Curry’s assertion that HRO expansion was not “prudent” strikes Midyette as more temporal language.
And Midyette notes Curry’s directive “did the very same thing that corporate CEOs have done — cover employees,” offering “full coverage for the entire LGBT spectrum.”
“The mayor has proven to work across all lines to do big things for Jacksonville,” Midyette said, citing the “unprecedented coalition” that got the pension push across the goal line.
“If we make the case to the council, and get 10 votes, I believe the mayor will sign the bill,” Midyette added.
Regarding council members, many of whom said they supported HRO expansion as candidates, yet were mum once installed in office, Midyette and the JCE will “remind them of commitments they made” during the campaign.
In the larger political culture outside of Northeast Florida, there have been sea changes: same-sex marriage is the unquestioned law of the land, and even the GOP presidential nominee “doesn’t seem like a culture warrior,” Midyette said.
And, even as the return of the HRO debate undoubtedly will raise national interest, Midyette wants a “Jacksonville solution.”
“I really do believe this needs to be decided by local decision makers,” Midyette said, rather than the kind of national scrutiny and input that turns an issue of rights into a “front in the culture wars.”
Midyette believes, as he has for a long time, that time and momentum ultimately is on the side of expansion.
National companies, including some “announced to come here,” have asked how they can lend support.
Also expressing support are 600 local businesses and 150 faith leaders.
Ultimately, though, it will be about 10 votes — and educating those council members.
The education process may include public notice meetings for council members, which would be called by pro-HRO expansion council members and could include, among other things, a representative from the office of general counsel going through the review of anti-discrimination legislation, commissioned by Alvin Brown at the end of the 2015 campaign, and released on his last day in office.
Local politicians may want this issue to go away.
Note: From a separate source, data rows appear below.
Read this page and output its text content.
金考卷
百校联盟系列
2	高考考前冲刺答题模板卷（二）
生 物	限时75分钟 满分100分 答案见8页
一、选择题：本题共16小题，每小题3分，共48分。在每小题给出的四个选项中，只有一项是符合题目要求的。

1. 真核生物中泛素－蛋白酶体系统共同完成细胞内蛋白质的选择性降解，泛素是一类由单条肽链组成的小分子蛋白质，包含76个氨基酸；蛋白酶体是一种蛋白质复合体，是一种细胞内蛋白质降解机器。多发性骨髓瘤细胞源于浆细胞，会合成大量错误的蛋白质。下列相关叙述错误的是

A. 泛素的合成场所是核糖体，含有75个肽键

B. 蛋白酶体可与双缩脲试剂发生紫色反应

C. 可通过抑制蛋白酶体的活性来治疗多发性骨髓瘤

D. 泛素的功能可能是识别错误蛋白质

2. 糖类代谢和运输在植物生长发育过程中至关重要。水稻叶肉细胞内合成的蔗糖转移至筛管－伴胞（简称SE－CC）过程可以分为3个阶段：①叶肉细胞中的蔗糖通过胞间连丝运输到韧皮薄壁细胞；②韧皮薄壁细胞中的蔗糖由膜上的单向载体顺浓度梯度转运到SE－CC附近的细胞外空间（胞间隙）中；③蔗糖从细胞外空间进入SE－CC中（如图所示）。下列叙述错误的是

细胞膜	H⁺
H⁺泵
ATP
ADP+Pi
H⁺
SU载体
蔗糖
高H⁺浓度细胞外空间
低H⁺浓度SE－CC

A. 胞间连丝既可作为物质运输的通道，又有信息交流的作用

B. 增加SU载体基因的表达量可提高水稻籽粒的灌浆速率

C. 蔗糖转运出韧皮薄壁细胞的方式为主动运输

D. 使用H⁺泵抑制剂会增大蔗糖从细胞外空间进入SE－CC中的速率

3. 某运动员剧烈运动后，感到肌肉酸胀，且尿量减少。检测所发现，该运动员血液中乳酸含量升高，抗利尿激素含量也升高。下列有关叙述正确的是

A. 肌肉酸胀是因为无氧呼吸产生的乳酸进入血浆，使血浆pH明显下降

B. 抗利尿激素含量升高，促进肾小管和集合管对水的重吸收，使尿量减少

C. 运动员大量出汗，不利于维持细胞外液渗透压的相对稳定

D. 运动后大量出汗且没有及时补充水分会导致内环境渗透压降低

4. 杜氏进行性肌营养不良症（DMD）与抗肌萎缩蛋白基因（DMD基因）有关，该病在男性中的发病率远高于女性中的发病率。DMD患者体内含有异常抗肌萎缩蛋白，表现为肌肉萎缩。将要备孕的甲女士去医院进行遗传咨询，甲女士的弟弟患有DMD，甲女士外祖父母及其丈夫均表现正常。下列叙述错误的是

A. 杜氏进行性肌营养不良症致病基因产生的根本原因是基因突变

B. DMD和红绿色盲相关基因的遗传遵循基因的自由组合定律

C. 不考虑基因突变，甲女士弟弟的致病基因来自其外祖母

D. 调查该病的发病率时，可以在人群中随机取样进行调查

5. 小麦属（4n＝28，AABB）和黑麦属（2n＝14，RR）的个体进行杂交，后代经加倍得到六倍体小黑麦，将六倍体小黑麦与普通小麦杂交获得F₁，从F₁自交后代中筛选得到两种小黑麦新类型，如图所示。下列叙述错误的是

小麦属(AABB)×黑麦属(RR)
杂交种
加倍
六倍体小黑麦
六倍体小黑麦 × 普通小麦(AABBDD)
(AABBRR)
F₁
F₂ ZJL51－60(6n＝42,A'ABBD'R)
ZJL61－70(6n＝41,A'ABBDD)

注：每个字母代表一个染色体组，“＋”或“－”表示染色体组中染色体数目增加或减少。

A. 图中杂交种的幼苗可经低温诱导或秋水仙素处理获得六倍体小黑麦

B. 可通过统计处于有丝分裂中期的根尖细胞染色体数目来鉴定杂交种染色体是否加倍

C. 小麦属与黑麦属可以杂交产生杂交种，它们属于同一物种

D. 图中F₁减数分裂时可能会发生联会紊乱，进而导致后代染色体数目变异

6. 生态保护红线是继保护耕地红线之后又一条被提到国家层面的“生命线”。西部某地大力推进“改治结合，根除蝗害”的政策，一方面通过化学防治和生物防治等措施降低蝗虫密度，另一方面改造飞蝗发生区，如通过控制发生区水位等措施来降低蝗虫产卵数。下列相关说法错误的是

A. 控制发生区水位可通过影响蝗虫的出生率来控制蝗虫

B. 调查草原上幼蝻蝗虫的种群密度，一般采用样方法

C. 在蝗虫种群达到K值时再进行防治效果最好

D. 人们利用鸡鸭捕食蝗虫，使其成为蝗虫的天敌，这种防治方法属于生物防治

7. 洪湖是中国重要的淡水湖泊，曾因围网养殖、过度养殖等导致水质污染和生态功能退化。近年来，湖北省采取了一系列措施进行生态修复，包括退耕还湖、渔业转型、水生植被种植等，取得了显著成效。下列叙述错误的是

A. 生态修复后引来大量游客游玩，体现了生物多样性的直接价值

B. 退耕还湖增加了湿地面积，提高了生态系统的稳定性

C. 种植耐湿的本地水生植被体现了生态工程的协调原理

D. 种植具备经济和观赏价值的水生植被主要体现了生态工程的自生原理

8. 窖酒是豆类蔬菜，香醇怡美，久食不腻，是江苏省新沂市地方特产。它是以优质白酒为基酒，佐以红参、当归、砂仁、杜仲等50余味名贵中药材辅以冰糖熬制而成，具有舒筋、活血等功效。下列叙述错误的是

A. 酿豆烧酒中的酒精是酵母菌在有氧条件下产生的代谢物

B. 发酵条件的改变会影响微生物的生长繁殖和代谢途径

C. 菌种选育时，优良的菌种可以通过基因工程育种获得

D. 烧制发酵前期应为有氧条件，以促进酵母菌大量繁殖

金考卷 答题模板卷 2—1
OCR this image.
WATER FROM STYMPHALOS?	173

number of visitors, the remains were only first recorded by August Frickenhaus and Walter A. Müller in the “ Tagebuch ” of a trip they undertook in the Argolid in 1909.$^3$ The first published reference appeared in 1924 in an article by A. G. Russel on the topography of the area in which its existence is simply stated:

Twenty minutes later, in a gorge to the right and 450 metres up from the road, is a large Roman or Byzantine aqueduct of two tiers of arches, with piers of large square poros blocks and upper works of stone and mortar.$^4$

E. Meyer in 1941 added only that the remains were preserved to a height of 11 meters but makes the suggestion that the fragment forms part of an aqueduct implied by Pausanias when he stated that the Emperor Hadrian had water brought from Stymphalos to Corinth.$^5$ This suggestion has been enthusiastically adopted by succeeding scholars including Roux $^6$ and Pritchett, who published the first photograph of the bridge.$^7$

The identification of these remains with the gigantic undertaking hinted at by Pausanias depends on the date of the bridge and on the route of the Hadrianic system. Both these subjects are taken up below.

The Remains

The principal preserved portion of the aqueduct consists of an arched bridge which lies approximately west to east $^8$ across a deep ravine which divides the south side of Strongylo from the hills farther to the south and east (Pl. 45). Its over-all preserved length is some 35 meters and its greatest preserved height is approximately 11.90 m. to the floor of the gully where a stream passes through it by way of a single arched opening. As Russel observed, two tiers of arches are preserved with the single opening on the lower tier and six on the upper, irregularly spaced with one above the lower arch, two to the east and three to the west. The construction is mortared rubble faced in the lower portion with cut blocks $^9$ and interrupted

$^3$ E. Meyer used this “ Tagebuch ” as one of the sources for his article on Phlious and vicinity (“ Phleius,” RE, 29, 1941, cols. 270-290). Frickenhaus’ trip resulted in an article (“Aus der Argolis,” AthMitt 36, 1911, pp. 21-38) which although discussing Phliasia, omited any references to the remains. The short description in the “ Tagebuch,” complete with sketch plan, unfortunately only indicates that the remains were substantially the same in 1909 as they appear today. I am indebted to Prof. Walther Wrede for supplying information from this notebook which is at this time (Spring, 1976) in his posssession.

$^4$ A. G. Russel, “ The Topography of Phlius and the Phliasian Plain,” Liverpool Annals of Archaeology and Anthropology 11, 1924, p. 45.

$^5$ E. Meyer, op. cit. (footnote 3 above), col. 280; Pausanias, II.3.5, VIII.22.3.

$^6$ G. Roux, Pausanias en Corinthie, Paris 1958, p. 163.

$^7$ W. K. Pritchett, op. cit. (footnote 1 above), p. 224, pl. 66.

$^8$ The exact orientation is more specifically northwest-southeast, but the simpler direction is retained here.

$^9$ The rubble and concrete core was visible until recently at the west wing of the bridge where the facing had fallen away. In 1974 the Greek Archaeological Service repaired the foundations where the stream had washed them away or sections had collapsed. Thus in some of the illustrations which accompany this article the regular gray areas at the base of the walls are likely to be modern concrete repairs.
But until there is a law protecting the rights of the LGBT community, it simply won’t.
One comment
Sam Duval
September 13, 2016 at 3:42 pm
Same-sex marriage may be the law of the land, yet that didn’t stop Ronnie Fussell from banning clerks from performing marriages because he’s against them. Until there are more progressives in local government, I doubt the HRO will pass, or if it does others will pull a Fussell and find ways to work around it.